FALLING

Two days ago…

I was in the bathroom. I stood up from the toilet, began to pull my trousers up, and I got dizzy. Then I found myself draped over the side of the tub, a pain in my right side. I knew I had passed out. I slowly got up, carefully. My head was hyper-clear.

I’ve felt that before. It is a bad sign.

I leaned against the wall and towel rack and I knew it was happening again. A wave of dizziness and pain in my lower back. My legs grew weak and I felt like peeing.

Then I saw colors I can’t describe and thought that this time I would die.

I found myself on the opposite side of the bathroom near the wall. Everything hurt. My head would not clear so I stayed down this time. My right side had something wrong with it. Like a rib was out of place. Not broken, not bruised. Out of place.

Two years ago an MRI revealed degenerative disk disorder. The pain had been promethean. My advantage plan denied that I needed the scan no matter what it showed and denied coverage. They also denied that I needed follow-up care. I was trapped. Aneurysms were also evident. Two aortic, one lower. My doctor sent me for a CTI scan. The Johns Hopkins Healthcare Advantage plan denied coverage for that as well. Again I was stuck. They were never going to pay for any portion of follow-up care and diagnostics. They couldn’t care less if I died.

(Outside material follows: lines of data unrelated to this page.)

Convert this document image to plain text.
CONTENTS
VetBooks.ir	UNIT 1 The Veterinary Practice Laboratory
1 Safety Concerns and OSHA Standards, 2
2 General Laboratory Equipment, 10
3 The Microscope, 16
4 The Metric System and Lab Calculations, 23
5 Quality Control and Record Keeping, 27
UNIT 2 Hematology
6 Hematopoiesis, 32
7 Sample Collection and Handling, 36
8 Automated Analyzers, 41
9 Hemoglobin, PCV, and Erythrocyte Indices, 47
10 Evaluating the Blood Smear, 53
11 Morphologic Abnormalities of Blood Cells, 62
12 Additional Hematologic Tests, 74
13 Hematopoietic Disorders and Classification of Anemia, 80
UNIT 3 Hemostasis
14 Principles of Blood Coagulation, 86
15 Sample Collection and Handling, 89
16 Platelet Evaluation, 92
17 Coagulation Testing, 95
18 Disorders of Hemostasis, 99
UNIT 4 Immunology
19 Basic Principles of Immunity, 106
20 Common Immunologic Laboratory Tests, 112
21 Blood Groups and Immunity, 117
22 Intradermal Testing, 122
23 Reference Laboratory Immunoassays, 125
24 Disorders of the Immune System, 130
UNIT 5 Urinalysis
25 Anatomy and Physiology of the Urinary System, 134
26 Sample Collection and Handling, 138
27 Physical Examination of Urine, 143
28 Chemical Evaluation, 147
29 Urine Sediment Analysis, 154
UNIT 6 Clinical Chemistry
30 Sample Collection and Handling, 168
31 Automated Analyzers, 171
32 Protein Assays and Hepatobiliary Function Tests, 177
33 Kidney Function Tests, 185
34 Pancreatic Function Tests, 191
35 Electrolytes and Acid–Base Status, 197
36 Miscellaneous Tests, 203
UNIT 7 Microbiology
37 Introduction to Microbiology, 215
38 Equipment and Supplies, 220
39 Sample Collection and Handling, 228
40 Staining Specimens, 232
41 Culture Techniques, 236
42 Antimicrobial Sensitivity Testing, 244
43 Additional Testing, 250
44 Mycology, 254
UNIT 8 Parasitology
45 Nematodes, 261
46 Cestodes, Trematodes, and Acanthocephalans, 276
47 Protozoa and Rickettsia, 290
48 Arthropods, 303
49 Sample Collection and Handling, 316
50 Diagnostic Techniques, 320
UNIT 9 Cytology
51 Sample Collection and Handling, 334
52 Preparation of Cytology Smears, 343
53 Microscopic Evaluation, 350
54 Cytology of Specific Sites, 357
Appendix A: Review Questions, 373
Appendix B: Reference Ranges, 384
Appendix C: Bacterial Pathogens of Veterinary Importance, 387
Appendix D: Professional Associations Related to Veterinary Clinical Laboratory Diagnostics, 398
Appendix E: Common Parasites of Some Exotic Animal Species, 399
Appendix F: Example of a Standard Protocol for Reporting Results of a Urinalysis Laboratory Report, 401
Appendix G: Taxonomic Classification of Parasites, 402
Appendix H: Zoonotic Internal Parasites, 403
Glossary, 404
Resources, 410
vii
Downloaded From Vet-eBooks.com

For two years now I’ve received denials for anything I’ve had done. They even send me monthly blank denial of payment forms. It’s the shittiest way any insurance company can ever treat a client. It’s harassment and insult on top of everything else shitty that they do.

For two days I have restricted myself to bed rest. Lots of clear fluids, very little food; my appetite is worse than ever. I weigh 170 pounds in full clothing including waterproof tactical boots and winter jacket. Most of my lean Mass is gone.

In this state I believe that a collapsed disk sometimes causes a major nerve to be pressured. Along with nerves there are always veins and arteries. I believe they too get pressed. Less feeling in my legs, incredible pain in the spine and an interrupted blood flow to the head: I pass out.

It’s been ongoing but I didn’t know why until the back pain got worse.

I am on the road to being a cripple — or dying.

I’m already crippled. I can’t walk without a cane, but since I was small, I’d get these visions — just flashes — of my older self in a wheelchair. The reason I knew it was me was that I always saw this in a first-person perspective.

I know giants confined to wheelchairs, and yet I know I wouldn’t be one of them. I would be placed out in the streets or some barbaric nursing home. And I’ve already sworn that because people die in those places, I won’t go. It ends for me before that happens.

I have always, even when I didn’t know it, been a fighter and a survivor. I even fought my own attempts to end my life. But even so, there may come a time to surrender. It may be soon. It may not come to that. There is no way to tell right now.

My spine is going to collapse one day. If I’m lucky, I have another heart attack in my sleep and die first.

Later today I will see my principal doctor. My expectations are nil. No matter.

And no matter what sudden thing may happen, I’ve been honored to have you read my life, and I hope you pass on what bits of my experiences you deem worthy. Because what makes this life worth living, no matter our struggles, is the joy of helping and loving each other. My faith in God and His Son will see to the rest.

JH Medicare Advantage: Avoid It!

We’ve just begun the summer. Well, almost. It will be over by the time we can start looking for new insurance for 2023. But I’m ready now.

The Johns Hopkins HMO Medicare advantage plan costs, where others are free. That name and the premium was why I took it. But since it went into effect on January 1st I’ve had nothing but trouble. I keep getting Denial of Payment notices. In addition to simple co-pays I get the notices. Basically they don’t pay for anything. The CTA scan I found out belatedly that was indicated by the MRI showed no immediate danger. According to someone.

This time instead of denial on the laughable premise that I hadn’t gotten doctor approval, something astounding was listed for the reason: I didn’t need it.

Unprofessional in the extreme, it said the “artery in your belly (is) fine.”

Which artery? Because I don’t know what that means. More than one down there.

I called customer service. I was treated as a dummy and a lowlife. Worst customer service experience I’ve ever had. Condescending and rude, he basically told me to “disenroll”. Is that even a real word?

I don’t care.

I was accused of ignoring texts. The last one in February. Three. They send you three. Then they take your money and send letters cordially inviting you to suffer. Oh, and by now it’s too late. They won’t tell you what those texts said.

Medical insurance is a joke, a very sick joke. It’s basically corporate fraud. Johns Hopkins Medicare insurance should be avoided. There are free plans that don’t screw you this badly, nor talk to you as if you’re a cow pie with a voice box.